Mais je voulais parler d’Alain Veinstein, pas de mon expo.

Écouter Alain Veinstein sur la route pendant deux heures trente raccourcit le temps.

Je l’écoutais déjà il y a longtemps et ça raccourcissait les nuits blanches.

Là, dans un dossier sur le Cloud, j’ai réuni tous les fichiers, il y en a un bon paquet, toutes les fois où FB a sorti un bouquin ou presque.

La voix impressionnante de calme et d’attention d’Alain Veinstein et celle de FB, plus nerveuse, plus hachée en contrepoint. C’est fou comme on apprend des gens par leurs voix, surtout quand ils n’y font pas attention.

Alain Veinstein est un professionnel de la voix. On ne peut apprendre de celle-ci que ce qu’il veut bien, à moins d’être un extralucide du tympan.

Je me suis souvent demandé si j’avais ce super pouvoir. J’aurais aimé, je crois. Enfin non, ce n’est pas vrai. J’aurais encore plus détesté. Sans avoir l’ouïe affûtée tant que ça mais suffisamment pour repérer les couacs à répétition, c’est une grande difficulté de ma vie d’avoir toujours très bien écouté et entendu.

Avant, je braillais, je disais : "Mais tu me prends vraiment pour un con ?" et patati et patata. Maintenant non. Je conduis, je fais gaffe à la route. Je pars entier, je reviens entier.

Ensuite, j’ai cette tendance fâcheuse à admirer n’importe qui pour n’importe quoi. À m’intéresser à ce qui n’intéresse personne. Donc j’ai écouté toutes les émissions quasi religieusement pendant l’aller et aussi au retour.

C’est bien la radio, ou le podcast puisqu’on dit comme ça désormais. Apprendre à connaître les gens juste par leurs voix, ou s’en faire une idée plutôt. Je n’ai jamais été curieux d’aller voir sur internet la tête d’Alain Veinstein. C’est plutôt drôle. Comme si le souvenir de sa voix suffisait à évoquer les nuits magnétiques, mais pas seulement, des pans de vie entiers passés dans les nuits. Pour autant, je n’ai retenu que peu de choses de ses invités durant ces échanges. Mais je n’avais peut-être pas envie de retenir quoi que ce soit.

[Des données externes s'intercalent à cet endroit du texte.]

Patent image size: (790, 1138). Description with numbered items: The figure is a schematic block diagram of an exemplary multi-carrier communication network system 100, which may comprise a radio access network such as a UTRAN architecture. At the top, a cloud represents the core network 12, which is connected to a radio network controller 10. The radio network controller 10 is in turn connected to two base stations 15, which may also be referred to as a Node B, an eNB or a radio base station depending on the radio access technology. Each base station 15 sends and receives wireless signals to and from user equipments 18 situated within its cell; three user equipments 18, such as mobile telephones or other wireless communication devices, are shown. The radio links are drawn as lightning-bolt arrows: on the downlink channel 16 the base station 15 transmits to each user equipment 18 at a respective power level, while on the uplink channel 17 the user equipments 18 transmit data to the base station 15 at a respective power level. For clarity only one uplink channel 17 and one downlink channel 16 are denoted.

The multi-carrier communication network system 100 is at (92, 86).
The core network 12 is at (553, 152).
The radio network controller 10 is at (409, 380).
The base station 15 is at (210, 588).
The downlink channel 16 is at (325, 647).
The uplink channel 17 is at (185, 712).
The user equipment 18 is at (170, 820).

Comment décide-t-on de retenir les choses ? Je suis souvent éberlué par ces personnes qui peuvent se souvenir d’une multitude d’anecdotes, de détails, de noms, de dates et d’heures. Parfois j’ai l’impression qu’ils cherchent à ne pas se perdre eux-mêmes en se souvenant autant des autres.

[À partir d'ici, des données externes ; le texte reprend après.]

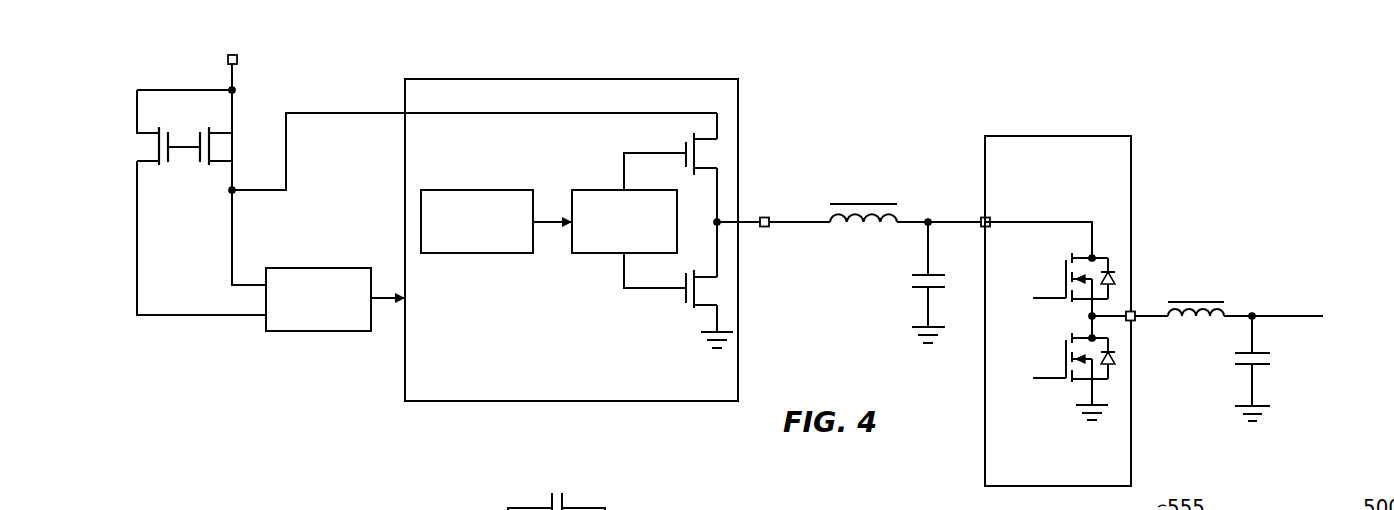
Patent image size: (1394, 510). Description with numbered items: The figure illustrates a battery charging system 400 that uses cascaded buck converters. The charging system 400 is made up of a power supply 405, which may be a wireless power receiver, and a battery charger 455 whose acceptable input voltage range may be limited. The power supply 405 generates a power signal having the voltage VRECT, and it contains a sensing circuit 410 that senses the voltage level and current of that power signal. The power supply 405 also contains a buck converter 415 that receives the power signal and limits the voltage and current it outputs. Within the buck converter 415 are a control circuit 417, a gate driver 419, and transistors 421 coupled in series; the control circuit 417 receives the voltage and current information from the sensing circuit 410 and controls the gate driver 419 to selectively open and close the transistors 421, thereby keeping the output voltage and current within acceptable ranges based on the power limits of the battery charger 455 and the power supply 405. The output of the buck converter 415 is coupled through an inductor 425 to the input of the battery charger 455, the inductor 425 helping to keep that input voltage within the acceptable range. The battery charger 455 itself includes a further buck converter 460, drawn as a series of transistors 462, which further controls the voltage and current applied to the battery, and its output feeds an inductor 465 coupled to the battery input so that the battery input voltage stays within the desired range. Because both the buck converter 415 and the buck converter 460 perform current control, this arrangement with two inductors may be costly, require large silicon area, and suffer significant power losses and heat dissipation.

Peut-être que j’ai toujours désiré me perdre puisque je n’ai que très peu de souvenirs. Ou du moins ce n’est pas tout à fait juste. Je n’arrive jamais à me souvenir au bon moment, c’est surtout ça. Les souvenirs arrivent chez moi comme des événements climatiques. Comme une averse ou une embellie sur la route.

Ce fut en tout cas une belle journée. Du trajet ou de la permanence d’exposition, je ne sais s’il faut préférer l’un ou l’autre. J’ai de moins en moins de préférence aussi, c’est pas nouveau mais plus remarquable. Enfin moi, je le remarque de plus en plus.

Au bout du compte, après toutes ces émissions écoutées, je trouve que FB s’en est plutôt bien sorti, et de mieux en mieux au fur et à mesure des années. Par contre, Veinstein reste intemporel, c’est très bizarre comme sensation. Un sphinx.

Dans un sens, je suis presque soulagé de n’avoir jamais publié de livre. Ça doit être un sacré moment à passer de se retrouver interviewé par Alain Veinstein.